L’homme, visiblement ému de le voir et réciproquement, consacre désormais son existence à l’étude du statut juridique du corps humain. Pour pouvoir s’opposer à la liberté de chacun de disposer à sa guise de son corps, est-il acceptable que l’Etat ait inventé le concept à géométrie variable de « dignité humaine » afin d’en légaliser l’usage de manière conservatrice ? Lui dont le combat de toute une vie, après avoir pratiqué dans sa jeunesse des centaines d’avortements clandestins, fut dédié à la libération de l’IVG, et dont l’échange monnayé des éléments du corps humain est désormais devenu le combat, n’a de cesse d’œuvrer pour l’abolition des limites opposées à la jouissance inaliénable de la propriété « naturelle » de chacun et chacune.

Le jour suivant cette rencontre fondatrice, il errera dans Paris (photo de lui, bière à la main dans un café) et prend alors la décision de ne plus s’en laisser compter par les lois répressives. « Sous influence » – quelle part faut-il voir là avec l’hérédité ? – il se décide à ouvrir la boîte métallique renfermant les reliques de son corps (photos de quelques dents, d’une unique dent de lait, d’une mèche de cheveux de ses un an) avant de, quelques années plus tard, créer un scandale retentissant afin de récupérer un kyste qu’on venait de lui enlever… Traçant l’itinéraire des rues de Paris parcourues à la recherche de ce qui lui échappe, il boucle la boucle en se retrouvant devant le pavillon d’Arcueil (à nouveau projeté).

Mais ce qui est là énoncé n’est pas le plus important… en parler n’est pas l’essentiel qui lui se love non dans les pleins mais dans les déliés des non-dits libérant comme un parfum subtil les exhalaisons d’une petite musique troublante. Fragments de souvenirs resurgis, reconstruction d’un récit pouvant renvoyer au roman familial freudien, ce parcours en terres « in-connues » étayé par des images rétro-projetées en direct, font de cette histoire de vie – celle de l’auteur – authentifiée par des preuves « apparemment » tangibles, une fable fabuleuse sécrétant en creux autant de questions sur nos origines que sur nos corps dont la jouissance semble mise sous scellés. Un moment particulier, à accueillir en douceur et à laisser distiller en soi comme un élixir propre à entrouvrir des portes secrètes.

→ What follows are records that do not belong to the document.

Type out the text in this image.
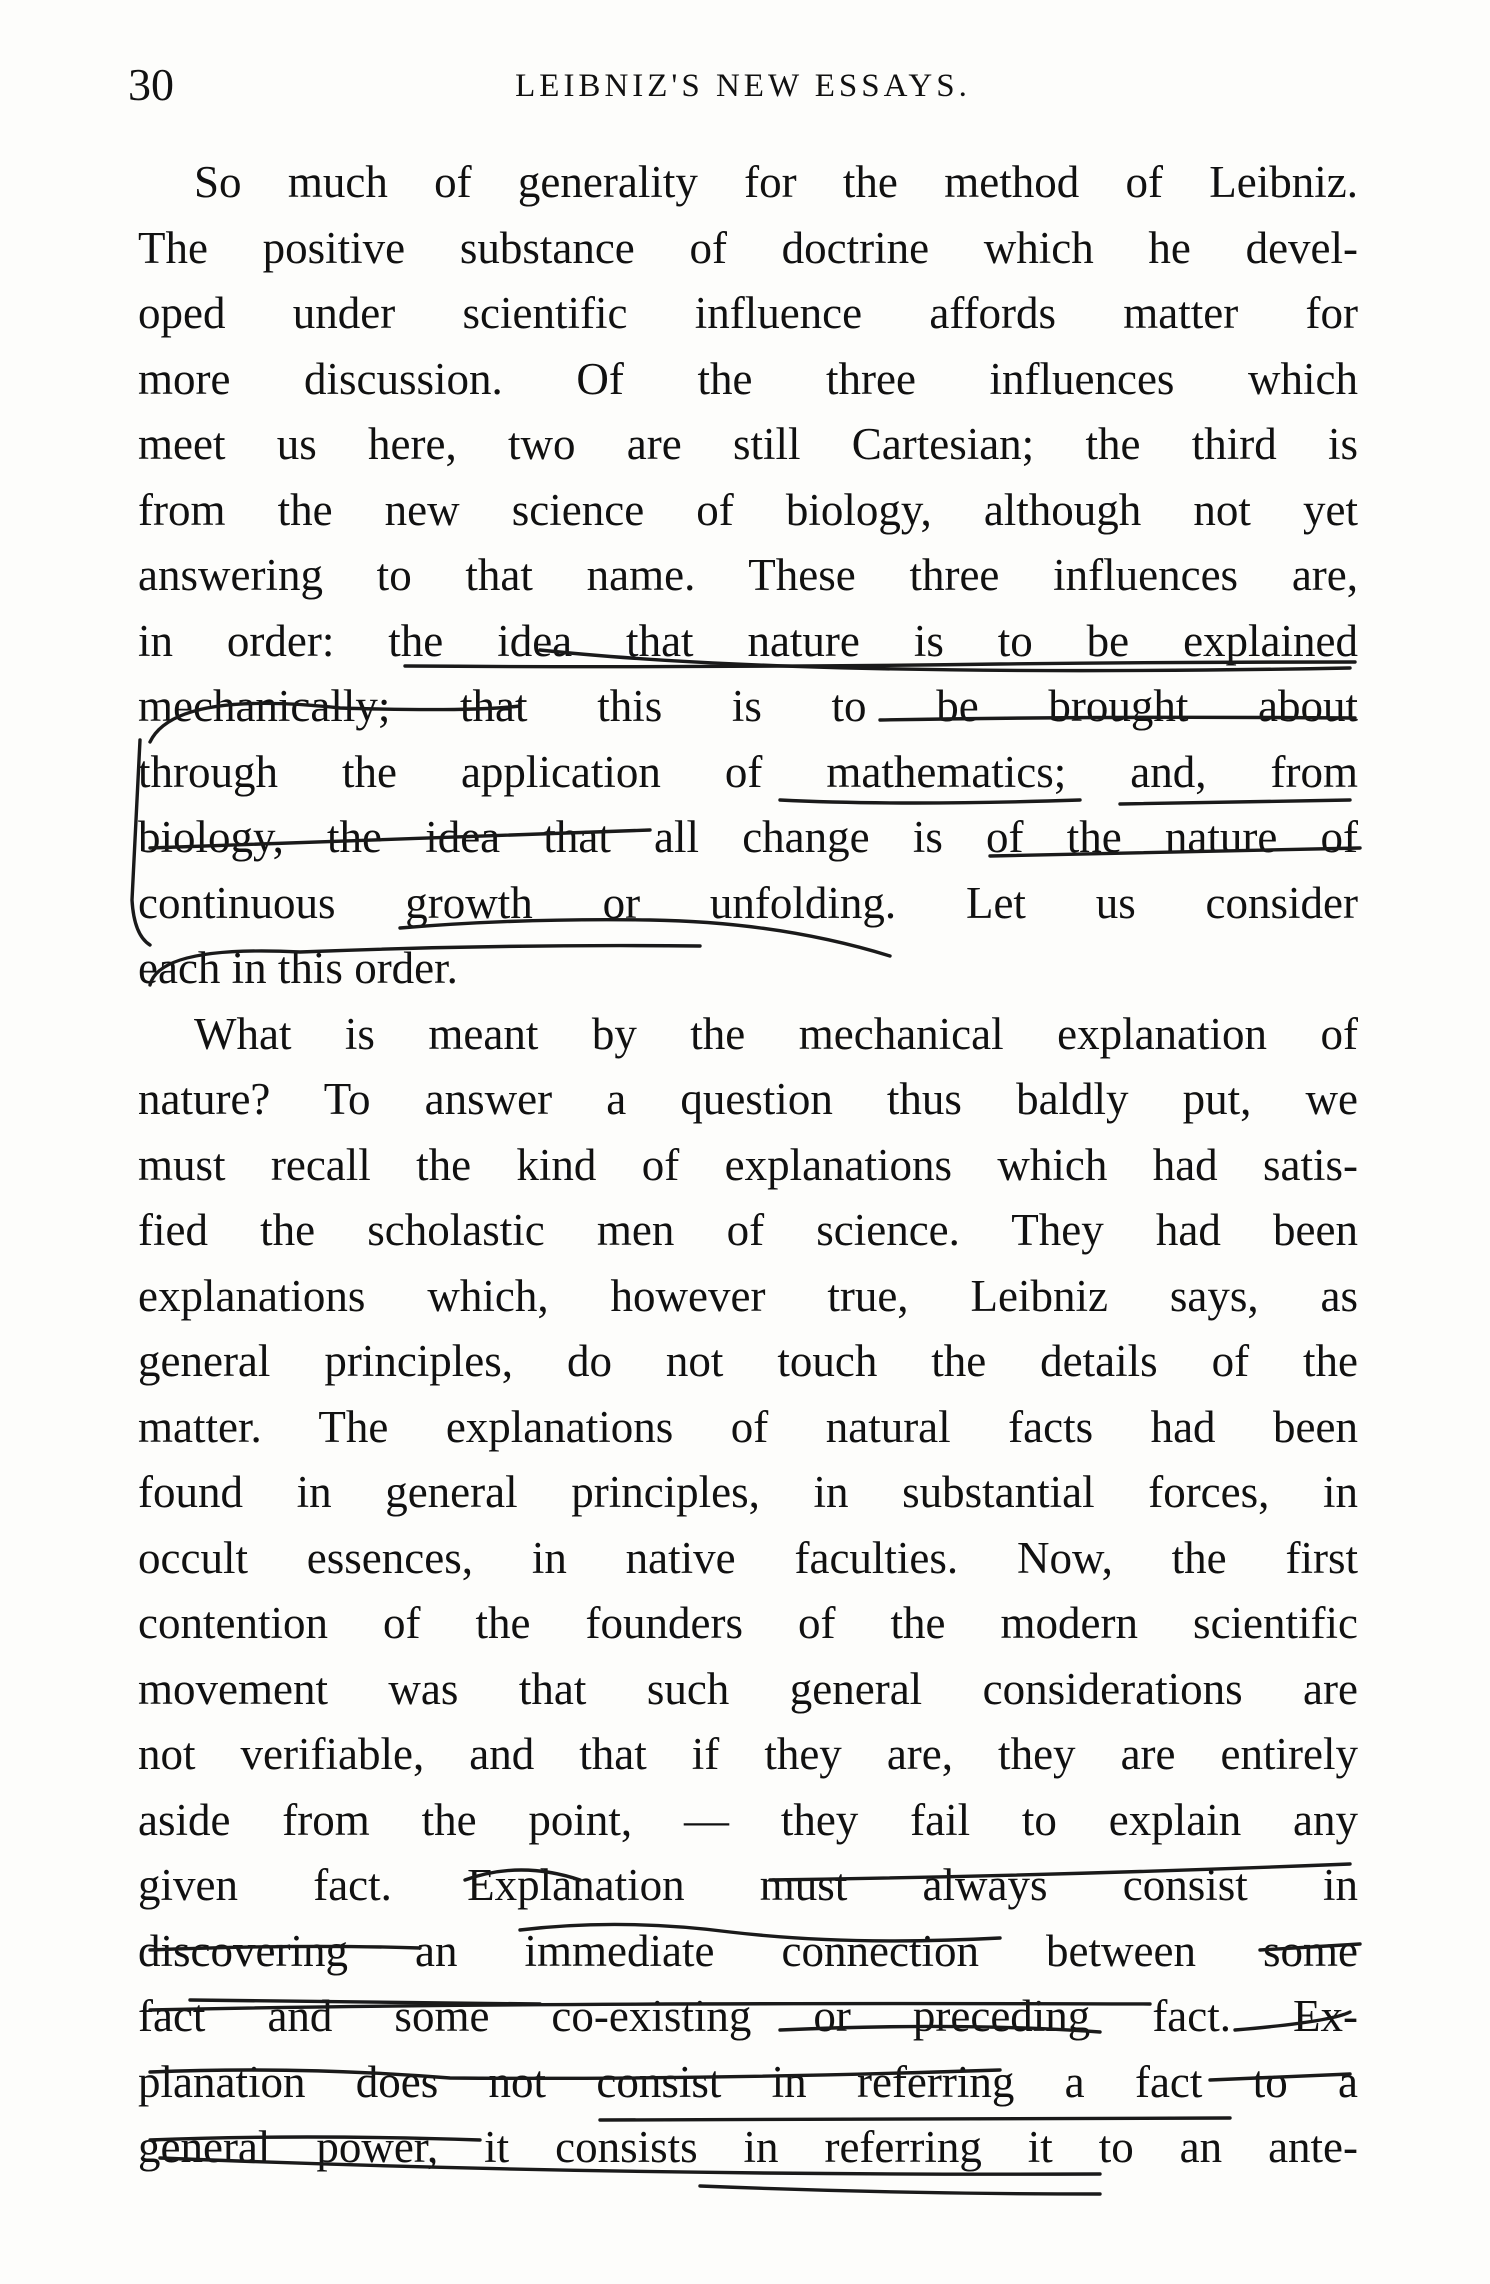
30	LEIBNIZ'S NEW ESSAYS.
So much of generality for the method of Leibniz.
The positive substance of doctrine which he devel-
oped under scientific influence affords matter for
more discussion. Of the three influences which
meet us here, two are still Cartesian; the third is
from the new science of biology, although not yet
answering to that name. These three influences are,
in order: the idea that nature is to be explained
mechanically; that this is to be brought about
through the application of mathematics; and, from
biology, the idea that all change is of the nature of
continuous growth or unfolding. Let us consider
each in this order.
What is meant by the mechanical explanation of
nature? To answer a question thus baldly put, we
must recall the kind of explanations which had satis-
fied the scholastic men of science. They had been
explanations which, however true, Leibniz says, as
general principles, do not touch the details of the
matter. The explanations of natural facts had been
found in general principles, in substantial forces, in
occult essences, in native faculties. Now, the first
contention of the founders of the modern scientific
movement was that such general considerations are
not verifiable, and that if they are, they are entirely
aside from the point, — they fail to explain any
given fact. Explanation must always consist in
discovering an immediate connection between some
fact and some co-existing or preceding fact. Ex-
planation does not consist in referring a fact to a
general power, it consists in referring it to an ante-
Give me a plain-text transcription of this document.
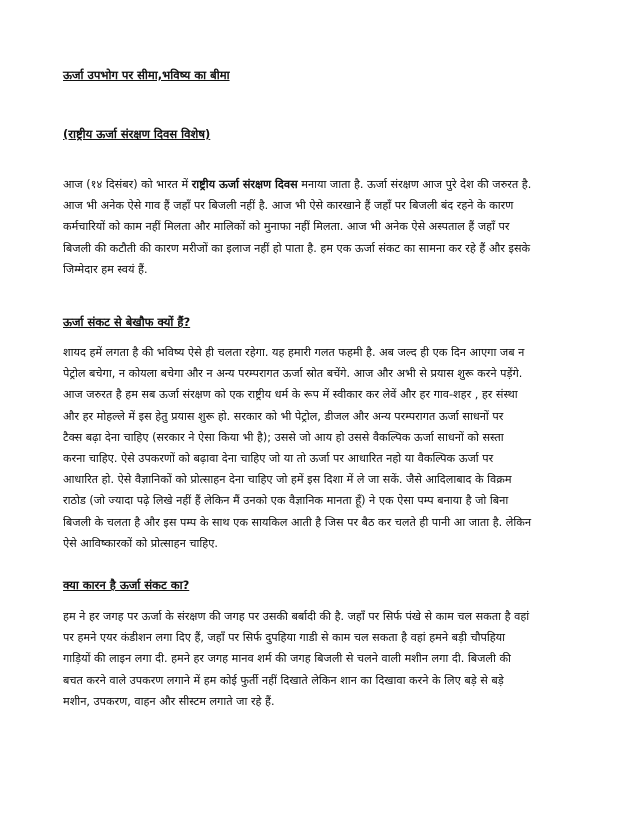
ऊर्जा उपभोग पर सीमा,भविष्य का बीमा
(राष्ट्रीय ऊर्जा संरक्षण दिवस विशेष)
आज (१४ दिसंबर) को भारत में राष्ट्रीय ऊर्जा संरक्षण दिवस मनाया जाता है. ऊर्जा संरक्षण आज पुरे देश की जरुरत है.
आज भी अनेक ऐसे गाव हैं जहाँ पर बिजली नहीं है. आज भी ऐसे कारखाने हैं जहाँ पर बिजली बंद रहने के कारण
कर्मचारियों को काम नहीं मिलता और मालिकों को मुनाफा नहीं मिलता. आज भी अनेक ऐसे अस्पताल हैं जहाँ पर
बिजली की कटौती की कारण मरीजों का इलाज नहीं हो पाता है. हम एक ऊर्जा संकट का सामना कर रहे हैं और इसके
जिम्मेदार हम स्वयं हैं.
ऊर्जा संकट से बेखौफ क्यों हैं?
शायद हमें लगता है की भविष्य ऐसे ही चलता रहेगा. यह हमारी गलत फहमी है. अब जल्द ही एक दिन आएगा जब न
पेट्रोल बचेगा, न कोयला बचेगा और न अन्य परम्परागत ऊर्जा स्रोत बचेंगे. आज और अभी से प्रयास शुरू करने पड़ेंगे.
आज जरुरत है हम सब ऊर्जा संरक्षण को एक राष्ट्रीय धर्म के रूप में स्वीकार कर लेवें और हर गाव-शहर , हर संस्था
और हर मोहल्ले में इस हेतु प्रयास शुरू हो. सरकार को भी पेट्रोल, डीजल और अन्य परम्परागत ऊर्जा साधनों पर
टैक्स बढ़ा देना चाहिए (सरकार ने ऐसा किया भी है); उससे जो आय हो उससे वैकल्पिक ऊर्जा साधनों को सस्ता
करना चाहिए. ऐसे उपकरणों को बढ़ावा देना चाहिए जो या तो ऊर्जा पर आधारित नहो या वैकल्पिक ऊर्जा पर
आधारित हो. ऐसे वैज्ञानिकों को प्रोत्साहन देना चाहिए जो हमें इस दिशा में ले जा सकें. जैसे आदिलाबाद के विक्रम
राठोड (जो ज्यादा पढ़े लिखे नहीं हैं लेकिन मैं उनको एक वैज्ञानिक मानता हूँ) ने एक ऐसा पम्प बनाया है जो बिना
बिजली के चलता है और इस पम्प के साथ एक सायकिल आती है जिस पर बैठ कर चलते ही पानी आ जाता है. लेकिन
ऐसे आविष्कारकों को प्रोत्साहन चाहिए.
क्या कारन है ऊर्जा संकट का?
हम ने हर जगह पर ऊर्जा के संरक्षण की जगह पर उसकी बर्बादी की है. जहाँ पर सिर्फ पंखे से काम चल सकता है वहां
पर हमने एयर कंडीशन लगा दिए हैं, जहाँ पर सिर्फ दुपहिया गाडी से काम चल सकता है वहां हमने बड़ी चौपहिया
गाड़ियों की लाइन लगा दी. हमने हर जगह मानव शर्म की जगह बिजली से चलने वाली मशीन लगा दी. बिजली की
बचत करने वाले उपकरण लगाने में हम कोई फुर्ती नहीं दिखाते लेकिन शान का दिखावा करने के लिए बड़े से बड़े
मशीन, उपकरण, वाहन और सीस्टम लगाते जा रहे हैं.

« Ersilia » explore d’autres vibrations mémorielles, celles émises par les trois tables d’harmonie de pianos éviscérés, dressés à la verticale, que des fils de nylon les reliant dorénavant entre elles vont habilement « percuter ». Alvise Sinivia, interprète lui-même le rôle de l’homme-archet frottant et pinçant les fils au gré d’une savante chorégraphie, « apparemment » improvisée, impliquant l’ensemble des parties de son corps voué tout entier à Apollon, dieu de la musique,. Les mouvements vibratoires ainsi transmis aux filins invisibles par le va-et-vient incessant de ses bras, ses genoux, ses pieds, son buste et sa tête vont se propager aux cordes puis aux cadres pour « réveiller » les tables d’harmonie mises en résonance et donner vie à la musique. Déambulant impérial entre sa création – les notes émises – il devient Deus ex Machina, inspiré et inspirant.